(By Mani) Shares of American International Group, Inc. (NYSE:
AIG) have increased 30.60 percent year-to-date and also outperformed S&P 500 as investors are expecting an accelerated share repurchase of $15 billion to $20 billion in the second half of 2012, a positive for its EPS.
AIG, which had repurchased $3 billion and $2 billion of common shares in March and May, respectively, is positioned to engage in further capital management, given potential noncore asset sales and monetization. AIG's noncore assets estimated to have a combined carrying value of about $23 billion.
At recent annual shareholder meeting, CEO Robert Benmosche said AIG intends to liquidate the remaining 18 percent AIA stake fully, which was valued at about $7.2 billion as of June 30, once the lockup agreement expires on Sept. 4.
Also, the Federal Reserve has been gradually disposing its Maiden Lane III assets. Since April, the Federal Reserve has auctioned off Collateralized debt obligations (CDOs) with about $26.8 billion of notional value out of the $46.8 billion at the end of the first quarter.
The cash proceeds from recent asset sales fully paid down the Federal Reserve's loan to the Maiden Lane III joint venture. Once the portfolio is fully liquidated, AIG is entitled to its $5.6 billion equity interest plus one-third of the residual value.
"With the pending sale of its remaining AIA stake and a possible full liquidation of Maiden Lane III by 4Q12—in addition to other likely non-core asset sales/monetization—we think AIG could potentially repurchase $15-20B of common shares (or 24-33% of market cap) in future U.S. Treasury secondary offering," UBS analyst Andrew Kligerman wrote in a note to clients.

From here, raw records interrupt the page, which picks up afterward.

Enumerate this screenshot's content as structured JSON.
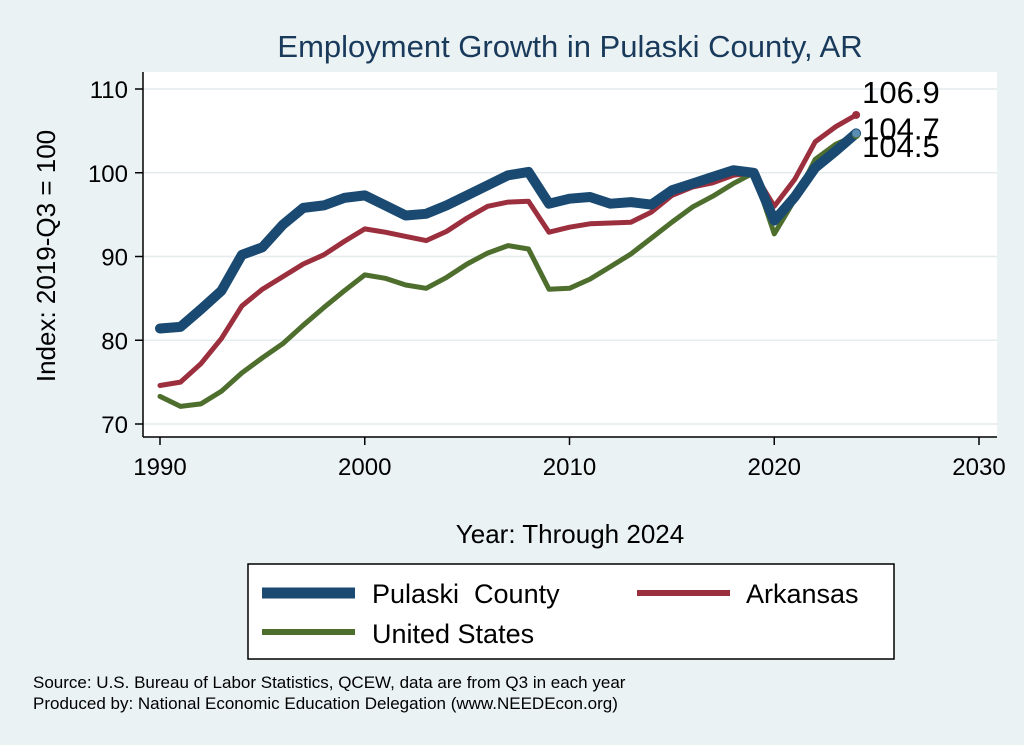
{
  "chart_data": {
    "type": "line",
    "title": "Employment Growth in Pulaski County, AR",
    "xlabel": "Year: Through 2024",
    "ylabel": "Index: 2019-Q3 = 100",
    "xlim": [
      1990,
      2030
    ],
    "ylim": [
      70,
      110
    ],
    "xticks": [
      1990,
      2000,
      2010,
      2020,
      2030
    ],
    "yticks": [
      70,
      80,
      90,
      100,
      110
    ],
    "grid": true,
    "legend_position": "bottom",
    "x": [
      1990,
      1991,
      1992,
      1993,
      1994,
      1995,
      1996,
      1997,
      1998,
      1999,
      2000,
      2001,
      2002,
      2003,
      2004,
      2005,
      2006,
      2007,
      2008,
      2009,
      2010,
      2011,
      2012,
      2013,
      2014,
      2015,
      2016,
      2017,
      2018,
      2019,
      2020,
      2021,
      2022,
      2023,
      2024
    ],
    "series": [
      {
        "name": "Pulaski  County",
        "color": "#1a4a72",
        "values": [
          81.4,
          81.6,
          83.7,
          85.9,
          90.2,
          91.1,
          93.8,
          95.8,
          96.1,
          97.0,
          97.3,
          96.1,
          94.9,
          95.1,
          96.1,
          97.3,
          98.5,
          99.7,
          100.1,
          96.3,
          96.9,
          97.1,
          96.3,
          96.5,
          96.2,
          97.9,
          98.7,
          99.5,
          100.3,
          100.0,
          94.3,
          97.1,
          100.6,
          102.6,
          104.7
        ],
        "end_label": "104.7"
      },
      {
        "name": "Arkansas",
        "color": "#9c2f3d",
        "values": [
          74.6,
          75.0,
          77.2,
          80.2,
          84.1,
          86.1,
          87.6,
          89.1,
          90.2,
          91.8,
          93.3,
          92.9,
          92.4,
          91.9,
          93.0,
          94.6,
          96.0,
          96.5,
          96.6,
          92.9,
          93.5,
          93.9,
          94.0,
          94.1,
          95.3,
          97.3,
          98.3,
          98.8,
          99.7,
          100.0,
          96.0,
          99.2,
          103.7,
          105.5,
          106.9
        ],
        "end_label": "106.9"
      },
      {
        "name": "United States",
        "color": "#4e6e2e",
        "values": [
          73.3,
          72.1,
          72.4,
          73.9,
          76.1,
          77.9,
          79.6,
          81.8,
          83.9,
          85.9,
          87.8,
          87.4,
          86.6,
          86.2,
          87.5,
          89.1,
          90.4,
          91.3,
          90.9,
          86.1,
          86.2,
          87.3,
          88.8,
          90.3,
          92.2,
          94.1,
          95.9,
          97.2,
          98.7,
          100.0,
          92.7,
          96.8,
          101.6,
          103.4,
          104.5
        ],
        "end_label": "104.5"
      }
    ],
    "notes": [
      "Source: U.S. Bureau of Labor Statistics, QCEW, data are from Q3 in each year",
      "Produced by: National Economic Education Delegation (www.NEEDEcon.org)"
    ]
  }
}
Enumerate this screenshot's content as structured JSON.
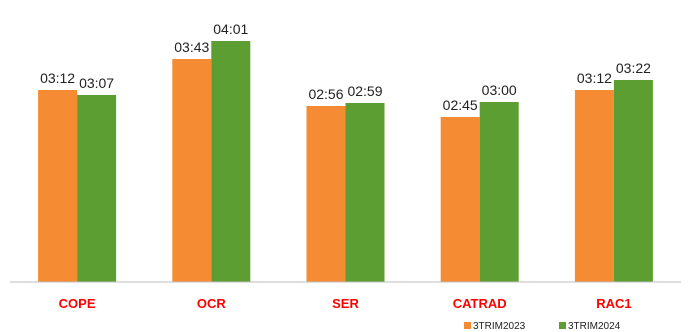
{
  "chart_data": {
    "type": "bar",
    "title": "",
    "xlabel": "",
    "ylabel": "",
    "categories": [
      "COPE",
      "OCR",
      "SER",
      "CATRAD",
      "RAC1"
    ],
    "series": [
      {
        "name": "3TRIM2023",
        "color": "#f58b33",
        "values": [
          192,
          223,
          176,
          165,
          192
        ],
        "labels": [
          "03:12",
          "03:43",
          "02:56",
          "02:45",
          "03:12"
        ]
      },
      {
        "name": "3TRIM2024",
        "color": "#5c9e32",
        "values": [
          187,
          241,
          179,
          180,
          202
        ],
        "labels": [
          "03:07",
          "04:01",
          "02:59",
          "03:00",
          "03:22"
        ]
      }
    ],
    "ylim": [
      0,
      261
    ],
    "grid": false,
    "legend_position": "bottom-right",
    "category_label_color": "#ff0000"
  }
}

Kligerman said the next share repurchase would likely be much bigger in size, given regulatory constraint, as opposed to the previous $3 billion and $2 billion of share repurchases.
AIG expects that once the U.S. Treasury's ownership in AIG falls below 50 percent, it will be regulated by the Federal Reserve Bank—which may limit AIG's ability to repurchase shares, as any capital management decision will likely be subject to the Fed's approval.
"As such, we think AIG will maximize the impact of its next share repurchase," the analyst noted.
Moreover, AIG would see robust EPS accretion from possible outsized share repurchase. Assuming a $20 billion share repurchase in the third quarter of 2012 at today's closing price, Kligerman expects an EPS accretion of about 21 percent to 2013 earnings estimate.
Though, the prospect of an outsized share repurchase as a favorable near-term catalyst, the longer-term value of AIG's share price is highly dependent on the performance of its core insurance segments - Chartis and SunAmerica. In addition, SunAmerica's performance could be pressured, as low interest rates may prove to be a dampener for the unit.
Chartis segment may find it difficult to achieve a 90 to 95 percent combined ratio by 2015 due to the modest insurance rates and potential for adverse loss reserve development for the competitive 2008-2010 accident years.
"Although AIG showed solid progress in 1Q12, we think its "aspirational goal" of 10%+ ROE by 2015 remains a challenge," Kligerman added.